Approach to becoming a Procurement Expert Generalist
Things to remember when developing a Procurement Expert Generalist
- Balancing the holy trinity: People, Process, & System
For each type of system implementation, there should be a corresponding change in the Process and People. Organizations currently focus on systems actively. The process improvement/ change comes after a redundancy/error is reported after many iterations. However, people are expected to change by themselves, and procurement teams are left stranded without a proper framework development.
- Connecting the dots between Planning, Sales, Marketing, Finance, Innovation, and Engineering
Procurement is no longer considered a purchase support function, and is increasingly becoming important for other teams. In such cases, having experience and knowledge in other domains would enable the procurement team to make unbiased decisions. This also helps to widen the network, learn from innovations in other domains, and apply the knowledge in another domain.
- Continuous Improvement and adding soft skills
Figure: Hard and Soft skills in procurement
Procurement consists of several hard skills such as Negotiation, Budgeting, etc. Soft skills such as design thinking and consultative selling would enable the procurement team to interact with other teams and make informed decisions.
Career Path for a Procurement Expert Generalist
How to become a Procurement Expert Generalist?
- Skills of a Procurement Expert Generalist -
- Finance Advisor - The procurement teams work closely with the CFO. Therefore, concepts such as total cost of ownership (TCO) modeling capabilities, understanding currency trends, capital market events, discount rates, global economic indicators, and relating it to the price movement are becoming important issues.
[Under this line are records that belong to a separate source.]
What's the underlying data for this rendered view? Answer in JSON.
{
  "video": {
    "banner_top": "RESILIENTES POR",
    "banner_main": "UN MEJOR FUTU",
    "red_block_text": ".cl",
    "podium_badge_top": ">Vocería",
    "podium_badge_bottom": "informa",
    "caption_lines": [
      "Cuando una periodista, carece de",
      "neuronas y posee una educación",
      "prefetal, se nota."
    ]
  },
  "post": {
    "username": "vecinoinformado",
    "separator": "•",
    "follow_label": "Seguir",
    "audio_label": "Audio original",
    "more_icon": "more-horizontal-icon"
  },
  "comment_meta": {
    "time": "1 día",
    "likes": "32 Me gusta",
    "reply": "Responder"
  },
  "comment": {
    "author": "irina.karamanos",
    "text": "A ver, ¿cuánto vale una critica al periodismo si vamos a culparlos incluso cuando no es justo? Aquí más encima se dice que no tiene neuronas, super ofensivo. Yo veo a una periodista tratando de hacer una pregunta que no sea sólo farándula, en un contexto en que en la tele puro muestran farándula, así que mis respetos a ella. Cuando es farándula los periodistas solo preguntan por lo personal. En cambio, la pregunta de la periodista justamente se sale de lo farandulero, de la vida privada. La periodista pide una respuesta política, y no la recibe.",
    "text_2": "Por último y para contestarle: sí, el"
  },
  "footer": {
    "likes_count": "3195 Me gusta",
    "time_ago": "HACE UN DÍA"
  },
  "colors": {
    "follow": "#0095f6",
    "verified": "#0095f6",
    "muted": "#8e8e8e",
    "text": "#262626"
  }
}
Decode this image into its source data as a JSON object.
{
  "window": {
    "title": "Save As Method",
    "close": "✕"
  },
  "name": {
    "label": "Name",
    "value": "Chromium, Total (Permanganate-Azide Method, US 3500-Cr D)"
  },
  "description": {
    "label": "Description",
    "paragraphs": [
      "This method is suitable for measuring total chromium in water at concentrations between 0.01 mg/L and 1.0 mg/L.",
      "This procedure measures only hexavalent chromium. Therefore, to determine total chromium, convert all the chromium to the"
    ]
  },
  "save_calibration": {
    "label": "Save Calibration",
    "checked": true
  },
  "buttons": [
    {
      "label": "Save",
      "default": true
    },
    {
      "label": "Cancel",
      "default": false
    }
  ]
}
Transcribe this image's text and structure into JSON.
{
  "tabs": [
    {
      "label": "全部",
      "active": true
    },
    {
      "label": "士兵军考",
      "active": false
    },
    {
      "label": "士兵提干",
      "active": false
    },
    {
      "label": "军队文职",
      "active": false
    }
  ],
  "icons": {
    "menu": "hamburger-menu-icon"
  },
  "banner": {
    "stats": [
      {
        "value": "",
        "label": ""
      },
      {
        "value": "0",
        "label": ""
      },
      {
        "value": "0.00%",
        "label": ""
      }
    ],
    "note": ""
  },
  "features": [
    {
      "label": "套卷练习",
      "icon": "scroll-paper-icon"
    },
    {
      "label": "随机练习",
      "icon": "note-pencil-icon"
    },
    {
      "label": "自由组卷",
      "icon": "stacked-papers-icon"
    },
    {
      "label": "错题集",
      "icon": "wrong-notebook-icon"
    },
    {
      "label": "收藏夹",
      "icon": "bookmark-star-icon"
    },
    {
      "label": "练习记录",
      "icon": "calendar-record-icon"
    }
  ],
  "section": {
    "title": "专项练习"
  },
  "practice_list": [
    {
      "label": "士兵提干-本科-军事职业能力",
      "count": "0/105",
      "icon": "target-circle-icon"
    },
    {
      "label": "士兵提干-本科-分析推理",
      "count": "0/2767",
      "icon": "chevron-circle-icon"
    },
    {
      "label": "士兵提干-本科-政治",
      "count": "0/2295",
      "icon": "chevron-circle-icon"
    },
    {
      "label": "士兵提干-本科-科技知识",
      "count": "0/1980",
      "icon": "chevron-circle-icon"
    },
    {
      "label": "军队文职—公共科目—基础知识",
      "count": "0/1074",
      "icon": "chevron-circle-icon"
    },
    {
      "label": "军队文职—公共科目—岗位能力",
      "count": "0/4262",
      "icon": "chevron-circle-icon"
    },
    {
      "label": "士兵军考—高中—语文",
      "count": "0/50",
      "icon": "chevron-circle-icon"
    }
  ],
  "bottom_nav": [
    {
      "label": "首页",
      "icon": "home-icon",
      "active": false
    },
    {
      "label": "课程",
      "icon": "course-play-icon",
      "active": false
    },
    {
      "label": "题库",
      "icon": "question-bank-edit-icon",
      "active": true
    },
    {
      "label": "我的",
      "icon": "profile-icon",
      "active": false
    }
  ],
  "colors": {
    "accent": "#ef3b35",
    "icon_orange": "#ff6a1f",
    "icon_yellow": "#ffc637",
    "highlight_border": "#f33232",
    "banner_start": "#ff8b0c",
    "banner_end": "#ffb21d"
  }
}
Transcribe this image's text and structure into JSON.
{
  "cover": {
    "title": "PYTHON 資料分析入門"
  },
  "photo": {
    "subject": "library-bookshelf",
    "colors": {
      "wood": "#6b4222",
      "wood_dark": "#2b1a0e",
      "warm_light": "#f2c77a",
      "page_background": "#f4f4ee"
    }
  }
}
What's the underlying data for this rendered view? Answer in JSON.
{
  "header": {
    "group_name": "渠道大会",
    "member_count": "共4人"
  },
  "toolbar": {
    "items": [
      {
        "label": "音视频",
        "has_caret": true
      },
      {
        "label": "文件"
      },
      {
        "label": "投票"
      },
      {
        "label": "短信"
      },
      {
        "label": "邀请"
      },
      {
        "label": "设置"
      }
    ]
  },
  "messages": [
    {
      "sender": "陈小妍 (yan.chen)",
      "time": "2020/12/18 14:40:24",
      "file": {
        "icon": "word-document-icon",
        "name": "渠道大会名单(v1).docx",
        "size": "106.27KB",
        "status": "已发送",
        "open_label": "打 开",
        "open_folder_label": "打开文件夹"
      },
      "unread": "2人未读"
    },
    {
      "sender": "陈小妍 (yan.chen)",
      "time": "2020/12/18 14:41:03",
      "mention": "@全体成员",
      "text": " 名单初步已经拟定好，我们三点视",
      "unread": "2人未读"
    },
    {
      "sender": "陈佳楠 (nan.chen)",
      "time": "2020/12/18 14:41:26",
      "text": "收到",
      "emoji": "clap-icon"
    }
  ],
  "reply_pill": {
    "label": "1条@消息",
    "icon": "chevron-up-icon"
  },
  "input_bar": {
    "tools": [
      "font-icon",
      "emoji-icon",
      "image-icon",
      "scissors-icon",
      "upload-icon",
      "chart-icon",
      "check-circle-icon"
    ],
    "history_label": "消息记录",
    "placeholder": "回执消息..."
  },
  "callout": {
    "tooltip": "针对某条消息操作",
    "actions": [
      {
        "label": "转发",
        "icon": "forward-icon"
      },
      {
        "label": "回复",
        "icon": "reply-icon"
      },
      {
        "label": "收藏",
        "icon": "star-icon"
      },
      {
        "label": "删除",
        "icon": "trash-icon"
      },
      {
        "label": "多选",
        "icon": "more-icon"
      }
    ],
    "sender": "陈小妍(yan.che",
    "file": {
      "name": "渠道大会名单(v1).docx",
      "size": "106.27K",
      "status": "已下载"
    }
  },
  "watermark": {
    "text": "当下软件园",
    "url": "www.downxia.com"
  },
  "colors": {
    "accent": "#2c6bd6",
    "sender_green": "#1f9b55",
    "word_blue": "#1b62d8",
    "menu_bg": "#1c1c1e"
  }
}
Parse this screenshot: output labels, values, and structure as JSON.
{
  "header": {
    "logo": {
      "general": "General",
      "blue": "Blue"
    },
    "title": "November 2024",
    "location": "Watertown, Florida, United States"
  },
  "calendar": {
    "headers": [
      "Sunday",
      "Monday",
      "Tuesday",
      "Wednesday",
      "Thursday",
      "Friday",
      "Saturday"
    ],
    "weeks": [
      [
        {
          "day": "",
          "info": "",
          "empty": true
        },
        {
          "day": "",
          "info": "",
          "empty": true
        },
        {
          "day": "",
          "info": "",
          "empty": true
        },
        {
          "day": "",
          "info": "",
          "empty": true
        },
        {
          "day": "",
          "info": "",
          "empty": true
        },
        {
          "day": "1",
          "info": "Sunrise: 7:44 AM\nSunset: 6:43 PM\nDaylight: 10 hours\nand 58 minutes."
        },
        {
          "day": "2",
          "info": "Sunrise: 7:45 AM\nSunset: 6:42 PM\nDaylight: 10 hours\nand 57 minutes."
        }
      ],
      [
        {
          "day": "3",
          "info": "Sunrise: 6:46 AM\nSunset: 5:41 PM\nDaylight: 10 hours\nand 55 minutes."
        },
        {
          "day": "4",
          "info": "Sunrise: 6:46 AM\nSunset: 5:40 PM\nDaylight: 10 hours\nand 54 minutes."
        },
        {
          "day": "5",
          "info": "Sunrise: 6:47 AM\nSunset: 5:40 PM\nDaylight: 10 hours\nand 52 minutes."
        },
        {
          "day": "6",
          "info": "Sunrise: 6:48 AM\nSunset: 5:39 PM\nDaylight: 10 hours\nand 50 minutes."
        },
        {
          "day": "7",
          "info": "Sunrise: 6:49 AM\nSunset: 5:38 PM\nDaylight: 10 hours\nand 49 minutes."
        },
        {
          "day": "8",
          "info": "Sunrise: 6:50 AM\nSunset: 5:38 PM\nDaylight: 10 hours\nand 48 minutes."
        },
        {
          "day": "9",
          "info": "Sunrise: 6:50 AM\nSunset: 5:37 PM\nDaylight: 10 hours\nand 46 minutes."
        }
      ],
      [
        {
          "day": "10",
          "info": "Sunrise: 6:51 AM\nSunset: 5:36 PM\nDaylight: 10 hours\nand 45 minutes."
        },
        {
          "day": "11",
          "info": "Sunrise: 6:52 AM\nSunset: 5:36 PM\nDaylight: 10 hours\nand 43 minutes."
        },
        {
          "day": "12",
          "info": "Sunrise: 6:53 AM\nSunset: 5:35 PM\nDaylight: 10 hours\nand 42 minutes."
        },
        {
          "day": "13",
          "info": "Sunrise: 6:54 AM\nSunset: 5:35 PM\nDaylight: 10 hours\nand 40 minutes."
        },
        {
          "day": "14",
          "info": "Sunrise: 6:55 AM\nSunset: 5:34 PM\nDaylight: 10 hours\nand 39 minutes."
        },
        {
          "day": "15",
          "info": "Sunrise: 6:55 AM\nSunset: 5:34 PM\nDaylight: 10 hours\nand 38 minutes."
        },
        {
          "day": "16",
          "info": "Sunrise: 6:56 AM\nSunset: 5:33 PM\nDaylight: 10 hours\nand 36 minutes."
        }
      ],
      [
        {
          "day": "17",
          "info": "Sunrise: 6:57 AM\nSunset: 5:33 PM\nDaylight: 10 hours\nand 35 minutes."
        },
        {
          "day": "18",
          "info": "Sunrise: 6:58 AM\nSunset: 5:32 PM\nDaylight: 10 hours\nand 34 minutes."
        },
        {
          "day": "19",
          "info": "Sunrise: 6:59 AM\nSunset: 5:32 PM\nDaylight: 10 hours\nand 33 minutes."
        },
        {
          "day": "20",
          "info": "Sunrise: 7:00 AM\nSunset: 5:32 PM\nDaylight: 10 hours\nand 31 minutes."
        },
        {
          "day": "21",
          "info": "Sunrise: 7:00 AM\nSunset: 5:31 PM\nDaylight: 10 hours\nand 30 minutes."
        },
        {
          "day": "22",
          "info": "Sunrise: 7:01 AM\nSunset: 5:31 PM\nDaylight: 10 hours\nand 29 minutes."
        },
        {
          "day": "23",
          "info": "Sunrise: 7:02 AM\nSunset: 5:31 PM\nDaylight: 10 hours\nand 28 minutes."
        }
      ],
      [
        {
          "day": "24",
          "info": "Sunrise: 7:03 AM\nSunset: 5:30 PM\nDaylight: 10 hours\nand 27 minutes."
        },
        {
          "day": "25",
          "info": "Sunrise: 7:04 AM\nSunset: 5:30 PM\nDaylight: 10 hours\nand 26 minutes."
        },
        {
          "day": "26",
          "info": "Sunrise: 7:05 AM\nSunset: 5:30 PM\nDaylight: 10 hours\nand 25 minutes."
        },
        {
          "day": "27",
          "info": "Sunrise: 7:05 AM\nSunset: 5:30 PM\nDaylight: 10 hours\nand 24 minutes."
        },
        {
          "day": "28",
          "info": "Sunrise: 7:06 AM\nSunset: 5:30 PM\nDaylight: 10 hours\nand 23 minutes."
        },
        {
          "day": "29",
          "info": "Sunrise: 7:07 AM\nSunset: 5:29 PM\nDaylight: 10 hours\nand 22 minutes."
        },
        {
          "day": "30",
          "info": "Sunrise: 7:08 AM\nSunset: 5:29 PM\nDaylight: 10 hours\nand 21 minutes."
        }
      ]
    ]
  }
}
- Legal and Risk Manager - The procurement team must have a bird’s eye view of external market factors (supplier, socio- economic, political) and internal demands and goals; hence, having a consulting mindset would be important for dealing with the market dynamics.
- Relationship Manager - Procurement teams must be better equipped and prepared to maintain harmony in the business by being the communication link between business unit managers and external suppliers for important dialogues, drive the root cause analysis for product issues, or other forms of problem-solving sessions.
- Internal Consultant - Procurement teams play an important role in managing Business Continuity Plans by analyzing High-Risk suppliers. With mandates for responsible sourcing, procurement has increased the requirement for understanding legal nuances.
- Business Partner - There is a need for a role which would pass on information that can be leveraged across business units and procurement teams. Project manager skills, consultative selling, and design thinking skills are key to this role.
- Supplier Coach - Procurement teams would work closely with key suppliers in order to support process improvement, explore and understand technological strengths and weaknesses, and create incentives for aligned technological development.
The best-in-class procurement teams are moving towards Business Partnership and Supply Chain Innovation. Cost Saving skills have become mandatory for the procurement team. The core functionalities, such as Value Creation operations, are being kept separately for ease of work.
However, soft skills, along with others such as Finance, Relationship Management, and Consulting are being required at an individual level to improve the integration of procurement with the business and other functions.